Hooper v. Commonwealth Land Title Insurance

427 A.2d 215, 285 Pa. Super. 265, 1981 Pa. Super. LEXIS 2297
CourtSuperior Court of Pennsylvania
DecidedMarch 13, 1981
Docket1055
StatusPublished
Cited by11 cases

This text of 427 A.2d 215 (Hooper v. Commonwealth Land Title Insurance) is published on Counsel Stack Legal Research, covering Superior Court of Pennsylvania primary law. Counsel Stack provides free access to over 12 million legal documents including statutes, case law, regulations, and constitutions.

Bluebook
Hooper v. Commonwealth Land Title Insurance, 427 A.2d 215, 285 Pa. Super. 265, 1981 Pa. Super. LEXIS 2297 (Pa. Ct. App. 1981).

Opinion

*267 VAN der VOORT, Judge:

Appellant was the seller of a certain tract of real estate. Appellee issued a policy of title insurance to the third party buyer of appellant’s tract. In conducting a title search appellee discovered a judgment of record against the seller in the amount of $37,155.09. At the time of closing, May 30, 1974, appellee withheld $37,155.09 from the vendor’s proceeds from the sale. This amount was forwarded to the judgment creditor on the same day of settlement. The creditor failed to enter satisfaction of the judgment until March 10, 1977. On January 26, 1977, appellant applied for a loan but was denied the same because of the previously mentioned judgment. Appellant filed a Complaint in Trespass and/or Assumpsit on May 31, 1977, against the title insurance company. It was alleged that appellee failed to satisfy the judgment thereby causing appellant’s credit standing to suffer.

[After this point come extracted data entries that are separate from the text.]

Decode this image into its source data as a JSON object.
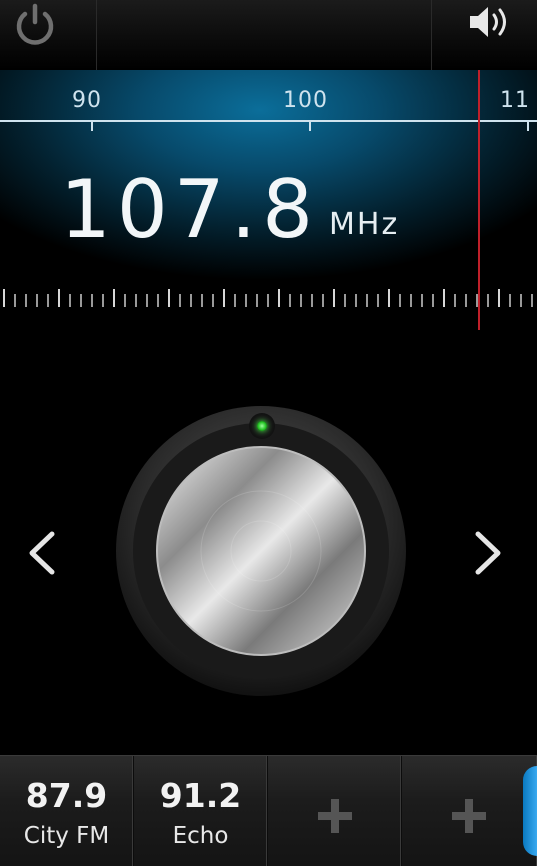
{
  "toolbar": {
    "power_icon": "power-icon",
    "volume_icon": "speaker-volume-icon"
  },
  "tuner": {
    "scale_labels": [
      "90",
      "100",
      "11"
    ],
    "frequency": "107.8",
    "unit": "MHz",
    "needle_color": "#c0202a"
  },
  "navigation": {
    "prev_icon": "chevron-left-icon",
    "next_icon": "chevron-right-icon"
  },
  "knob": {
    "indicator": "green-led-icon"
  },
  "presets": [
    {
      "freq": "87.9",
      "name": "City FM"
    },
    {
      "freq": "91.2",
      "name": "Echo"
    },
    {
      "add_icon": "plus-icon"
    },
    {
      "add_icon": "plus-icon"
    }
  ],
  "colors": {
    "accent": "#0b6e9a",
    "glow": "#39a9f0",
    "led": "#23c323"
  }
}
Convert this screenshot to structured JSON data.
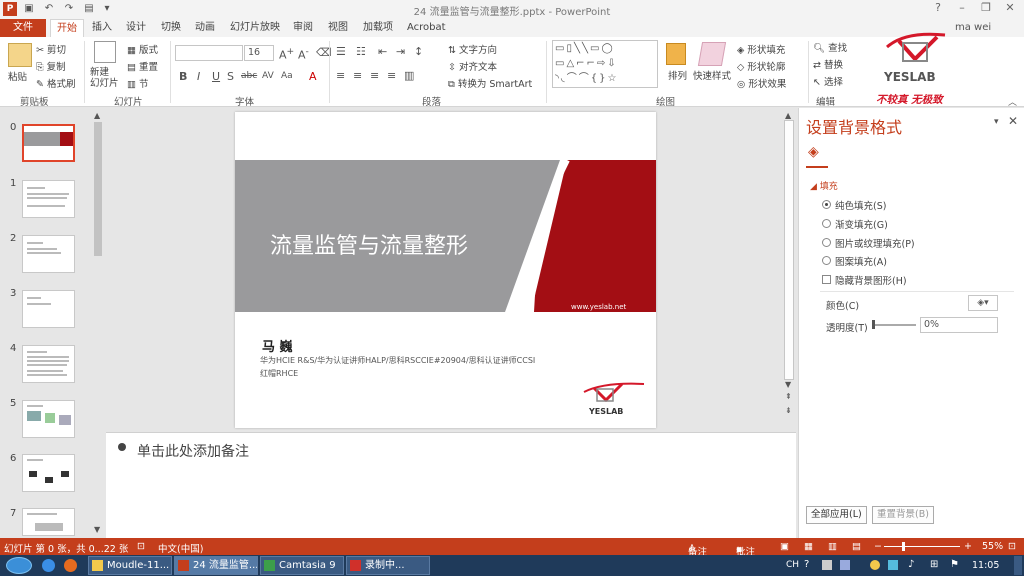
{
  "window": {
    "title": "24 流量监管与流量整形.pptx - PowerPoint",
    "user": "ma wei",
    "controls": [
      "?",
      "–",
      "❐",
      "✕"
    ],
    "qat_icons": [
      "save-icon",
      "undo-icon",
      "redo-icon",
      "slideshow-icon"
    ]
  },
  "tabs": [
    {
      "label": "文件"
    },
    {
      "label": "开始"
    },
    {
      "label": "插入"
    },
    {
      "label": "设计"
    },
    {
      "label": "切换"
    },
    {
      "label": "动画"
    },
    {
      "label": "幻灯片放映"
    },
    {
      "label": "审阅"
    },
    {
      "label": "视图"
    },
    {
      "label": "加载项"
    },
    {
      "label": "Acrobat"
    }
  ],
  "ribbon": {
    "clipboard": {
      "paste": "粘贴",
      "cut": "剪切",
      "copy": "复制",
      "format_painter": "格式刷",
      "group": "剪贴板"
    },
    "slides": {
      "new_slide": "新建\n幻灯片",
      "layout": "版式",
      "reset": "重置",
      "section": "节",
      "group": "幻灯片"
    },
    "font": {
      "font_name": "",
      "font_size": "16",
      "group": "字体",
      "buttons": [
        "B",
        "I",
        "U",
        "S",
        "abc",
        "AV",
        "Aa",
        "A"
      ]
    },
    "paragraph": {
      "text_direction": "文字方向",
      "align_text": "对齐文本",
      "smartart": "转换为 SmartArt",
      "group": "段落"
    },
    "drawing": {
      "arrange": "排列",
      "quick_styles": "快速样式",
      "shape_fill": "形状填充",
      "shape_outline": "形状轮廓",
      "shape_effects": "形状效果",
      "group": "绘图"
    },
    "editing": {
      "find": "查找",
      "replace": "替换",
      "select": "选择",
      "group": "编辑"
    },
    "logo": {
      "brand": "YESLAB",
      "slogan": "不较真 无极致"
    }
  },
  "thumbnails": [
    {
      "num": "0",
      "selected": true
    },
    {
      "num": "1"
    },
    {
      "num": "2"
    },
    {
      "num": "3"
    },
    {
      "num": "4"
    },
    {
      "num": "5"
    },
    {
      "num": "6"
    },
    {
      "num": "7"
    }
  ],
  "slide": {
    "title": "流量监管与流量整形",
    "url": "www.yeslab.net",
    "author": "马 巍",
    "info_line1": "华为HCIE R&S/华为认证讲师HALP/思科RSCCIE#20904/思科认证讲师CCSI",
    "info_line2": "红帽RHCE",
    "logo": "YESLAB",
    "colors": {
      "gray": "#9a9a9c",
      "red": "#a30e14"
    }
  },
  "notes": {
    "placeholder": "单击此处添加备注"
  },
  "format_pane": {
    "title": "设置背景格式",
    "section": "填充",
    "options": [
      {
        "label": "纯色填充(S)",
        "checked": true
      },
      {
        "label": "渐变填充(G)",
        "checked": false
      },
      {
        "label": "图片或纹理填充(P)",
        "checked": false
      },
      {
        "label": "图案填充(A)",
        "checked": false
      }
    ],
    "hide_graphics": "隐藏背景图形(H)",
    "color_label": "颜色(C)",
    "transparency_label": "透明度(T)",
    "transparency_value": "0%",
    "apply_all": "全部应用(L)",
    "reset": "重置背景(B)"
  },
  "status": {
    "slide_info": "幻灯片 第 0 张，共 0...22 张",
    "language": "中文(中国)",
    "notes": "备注",
    "comments": "批注",
    "zoom": "55%"
  },
  "taskbar": {
    "items": [
      {
        "label": "Moudle-11..."
      },
      {
        "label": "24 流量监管..."
      },
      {
        "label": "Camtasia 9"
      },
      {
        "label": "录制中..."
      }
    ],
    "tray": "CH",
    "time": "11:05"
  }
}
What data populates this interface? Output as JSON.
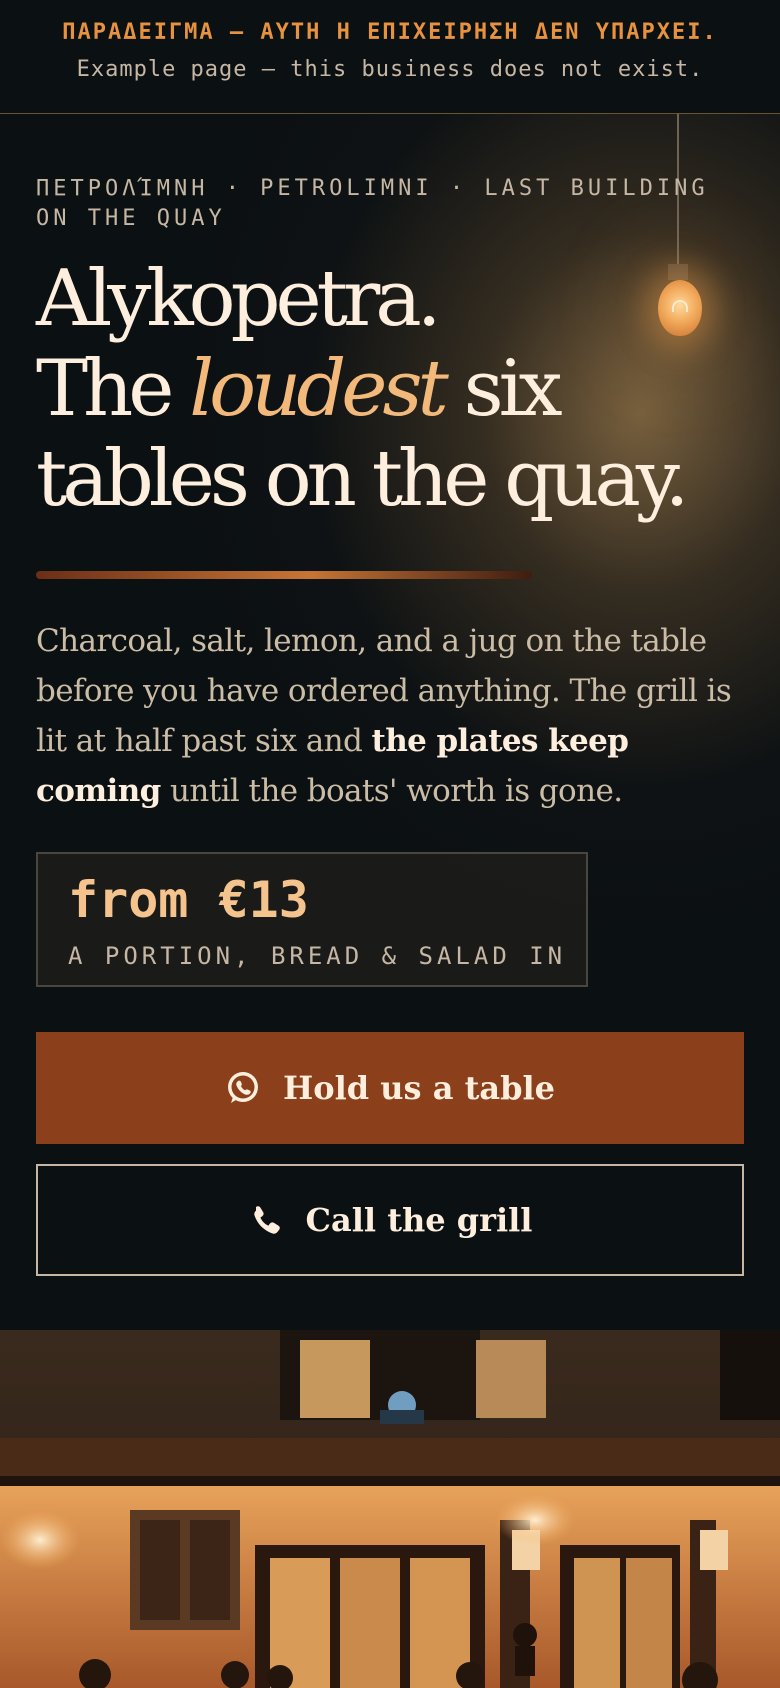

Appellee, title insurance company filed preliminary objections in the nature of: a demurrer; non-joinder of a necessary party; a motion to strike; and failure to exercise a statutory remedy. The court sustained the objections in the nature of a demurrer and non-joinder of a necessary party. Leave was granted to appellant to file an amended complaint. The amended complaint followed the form of the original complaint with an added allegation that the circumstances gave rise to a promise on the part of the company to remove the judgment. Appellee’s preliminary objections contained a demurrer and a claim of non-joinder of a necessary party. The preliminary objections were sustained and the seller was allowed to again amend her complaint. Appellant filed a notice of appeal to this Court of the order dismissing her complaint.

Appellant argues that there are three bases for imposing liability upon the company for the alleged damage to her credit rating:

1) there was a direct contractual relationship between the title company and the seller;
*268 2) the seller was a third party beneficiary of the contract between the title company and the buyer; and
3) the title company’s authority to receive the payment created a duty on its part to extinguish the debt.

These three contentions demonstrate only two theories for recovering from the title company: contractual, as a result of the title insurance contract; and assumption of a duty, resulting from the company’s role as a conveyancer. The assumption of the duties of a conveyancer are independent of the contract to insure. Henkels v. Philadelphia Title Insurance Co., 177 Pa.Super. 110, 110 A.2d 878 (1955). These two theories for recovery will be discussed separately.

I. “It is to be noted that the settlement certificate is not a policy of title insurance.” Id., 177 Pa.Super. at 114, 110 A.2d 878. Therefore, appellant’s reliance on the settlement sheet to demonstrate a three party or a third party beneficiary title insurance contract is inappropriate. “For anyone to be a third party beneficiary entitled to recover on a contract both parties to the contract must so intend and must indicate that intention in the contract.” Silverman v. Food Fair Store, 407 Pa. 507, 509, 180 A.2d 894, 895 (1962). “The question whether a contract was intended for the benefit of a third person is one of construction. The intention of the parties in this respect is determined by the terms of the contract as a whole, construed in the light of the circumstance under which it was made.” Id., 407 Pa. at 509, 510, 180 A.2d 909 (Citations deleted).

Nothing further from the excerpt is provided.